Michael Intrator, CoreWeave
CoreWeave CEO Mike Intrator
Michael Intrator, a cofounder and the CEO of CoreWeave.

As far as smart pivots go, it's hard not to be impressed with what Intrator pulled off. In 2017, after several years of running a natural-gas investment fund, Intrator and his colleague Brian Venturo started buying Nvidia GPUs to feed their crypto-mining hobby. Today, CoreWeave offers companies access to those hard-to-get chips via the cloud for training AI. As the gold rush for GPUs continues, CoreWeave could end up in a fortuitous position. The Nvidia-backed startup was valued at $2 billion in April and has reportedly wooed investment from Microsoft that could be worth billions of dollars over the next several years.

Renee James, Ampere
Renee James Ampere CEO
Renee James, the founder, chair, and CEO of Ampere.
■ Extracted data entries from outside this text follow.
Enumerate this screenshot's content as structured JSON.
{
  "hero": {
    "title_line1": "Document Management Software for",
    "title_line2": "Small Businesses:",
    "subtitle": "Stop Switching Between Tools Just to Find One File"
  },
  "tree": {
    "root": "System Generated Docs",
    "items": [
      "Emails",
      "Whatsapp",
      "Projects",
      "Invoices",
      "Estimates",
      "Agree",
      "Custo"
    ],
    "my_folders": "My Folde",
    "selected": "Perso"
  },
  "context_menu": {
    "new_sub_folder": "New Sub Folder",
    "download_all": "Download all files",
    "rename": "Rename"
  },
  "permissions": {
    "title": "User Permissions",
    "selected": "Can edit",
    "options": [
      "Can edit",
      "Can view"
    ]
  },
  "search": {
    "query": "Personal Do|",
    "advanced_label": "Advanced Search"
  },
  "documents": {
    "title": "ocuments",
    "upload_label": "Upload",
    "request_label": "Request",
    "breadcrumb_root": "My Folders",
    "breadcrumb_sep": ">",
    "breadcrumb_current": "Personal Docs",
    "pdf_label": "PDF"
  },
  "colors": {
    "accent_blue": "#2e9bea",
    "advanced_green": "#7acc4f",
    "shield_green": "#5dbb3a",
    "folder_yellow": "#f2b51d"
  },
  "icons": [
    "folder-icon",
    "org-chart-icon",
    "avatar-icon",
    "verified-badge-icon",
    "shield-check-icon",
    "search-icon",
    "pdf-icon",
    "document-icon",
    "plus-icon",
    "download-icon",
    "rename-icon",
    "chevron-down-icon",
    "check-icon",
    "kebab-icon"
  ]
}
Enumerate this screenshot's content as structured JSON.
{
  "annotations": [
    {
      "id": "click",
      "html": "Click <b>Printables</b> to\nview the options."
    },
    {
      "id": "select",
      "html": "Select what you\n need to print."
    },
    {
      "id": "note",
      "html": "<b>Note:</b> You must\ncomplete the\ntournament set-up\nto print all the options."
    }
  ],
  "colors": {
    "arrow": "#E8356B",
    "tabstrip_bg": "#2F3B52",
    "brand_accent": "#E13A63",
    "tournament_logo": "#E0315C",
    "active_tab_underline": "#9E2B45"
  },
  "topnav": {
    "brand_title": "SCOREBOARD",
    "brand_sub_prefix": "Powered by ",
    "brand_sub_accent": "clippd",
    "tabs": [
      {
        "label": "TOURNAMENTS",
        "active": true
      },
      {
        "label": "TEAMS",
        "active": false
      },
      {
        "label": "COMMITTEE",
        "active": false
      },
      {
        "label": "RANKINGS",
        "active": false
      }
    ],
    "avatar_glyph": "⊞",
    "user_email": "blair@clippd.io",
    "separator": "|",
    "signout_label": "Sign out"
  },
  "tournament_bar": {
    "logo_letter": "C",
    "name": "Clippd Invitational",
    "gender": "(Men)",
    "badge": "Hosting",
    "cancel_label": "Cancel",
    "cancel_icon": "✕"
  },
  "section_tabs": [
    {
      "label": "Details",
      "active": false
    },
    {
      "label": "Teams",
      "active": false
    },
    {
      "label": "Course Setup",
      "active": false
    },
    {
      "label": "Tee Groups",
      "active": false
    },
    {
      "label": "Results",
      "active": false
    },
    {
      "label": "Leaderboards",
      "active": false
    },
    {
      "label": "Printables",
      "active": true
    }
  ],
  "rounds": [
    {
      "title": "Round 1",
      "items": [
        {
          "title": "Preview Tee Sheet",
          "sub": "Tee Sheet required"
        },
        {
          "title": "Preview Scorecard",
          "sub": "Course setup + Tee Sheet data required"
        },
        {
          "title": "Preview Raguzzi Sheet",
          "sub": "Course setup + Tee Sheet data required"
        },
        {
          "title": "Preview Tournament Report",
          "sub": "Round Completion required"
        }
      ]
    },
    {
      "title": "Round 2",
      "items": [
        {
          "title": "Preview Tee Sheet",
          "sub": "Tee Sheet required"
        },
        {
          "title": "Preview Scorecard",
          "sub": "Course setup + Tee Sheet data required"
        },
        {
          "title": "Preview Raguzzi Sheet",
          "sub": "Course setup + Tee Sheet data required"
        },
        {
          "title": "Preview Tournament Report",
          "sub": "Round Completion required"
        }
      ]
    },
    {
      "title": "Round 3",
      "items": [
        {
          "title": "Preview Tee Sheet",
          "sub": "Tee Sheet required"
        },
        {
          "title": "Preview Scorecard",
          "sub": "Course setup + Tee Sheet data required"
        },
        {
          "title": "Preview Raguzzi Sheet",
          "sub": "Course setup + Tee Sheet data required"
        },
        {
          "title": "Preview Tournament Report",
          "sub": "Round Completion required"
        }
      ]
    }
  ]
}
James is the founder and CEO of Ampere, which develops chips for data centers. She has a long history in hardware and software development and in chip manufacturing. Before starting Ampere, James was the president of Intel. Ampere is building energy-efficient processors to reduce power consumption from big data and machine-learning systems. The company has said its chips offer four times the performance for AI inference while using nearly three times less power than competitors' chips. Ampere has raised $340 million from investors including ARM and Oracle.

Sean Lie, Cerebras Systems
Sean Lie Cerebras Systems Co-founder Co-founder
Sean Lie, a cofounder and the chief hardware architect at Cerebras Systems.

AI chips are great, but an AI supercomputer is better. Cerebras Systems builds special chips that are much larger than those of rivals such as Nvidia, and — the company claims — capable of training AI systems potentially hundreds of times faster. Lie, Cerebras' cofounder and its chief hardware architect, has been core to those efforts, working on the design of those chips and helping Cerebras attract interest and investment from even OpenAI's Sam Altman.

Daphne Luong, Apple
Daphne Luong Apple
Daphne Luong, the senior director of machine learning and AI at Apple.

Luong is the senior director of machine learning and AI at Apple, where she leads the training and development of the company's AI models. Before working at Apple, she was a director for Google's AI research efforts and the software for its Nest home assistant. Apple has been developing conversational AI technology and incorporating it into products such as Siri. Given Apple's incredible reach, her work is likely to have a significant impact on how many of us interact with AI.

Sandra Rivera, Intel
Sandra Rivera Intel
Sandra Rivera, the executive vice president and general manager of the data-center and AI group at Intel.

As the head of Intel's data-center and AI group, Rivera leads the chip giant's AI strategy and oversees key products, such as the Xeon chip. Intel has been using AI to design, build, and sell its products and plays a crucial role in developing the components that run many of the world's computing systems. Rivera has worked at Intel for over two decades: She started in marketing, led the company's network-platforms group, and most recently served as the company's chief people officer.

Lisa Su, AMD
Lisa Su AMD
Lisa Su, the chair and CEO of AMD.

Su has been at AMD for over a decade. Under her leadership, AMD's stock has increased in value nearly thirtyfold. It's building chips and software for AI inference and training, as well as signing AI partnerships with companies such as Hugging Face. It's preparing to launch its Instinct MI300X AI chip, which could challenge Nvidia's GPUs. "AI represents a multibillion-dollar growth opportunity for AMD across cloud, edge, and an increasingly diverse number of intelligent endpoints," Su said on a recent earnings call.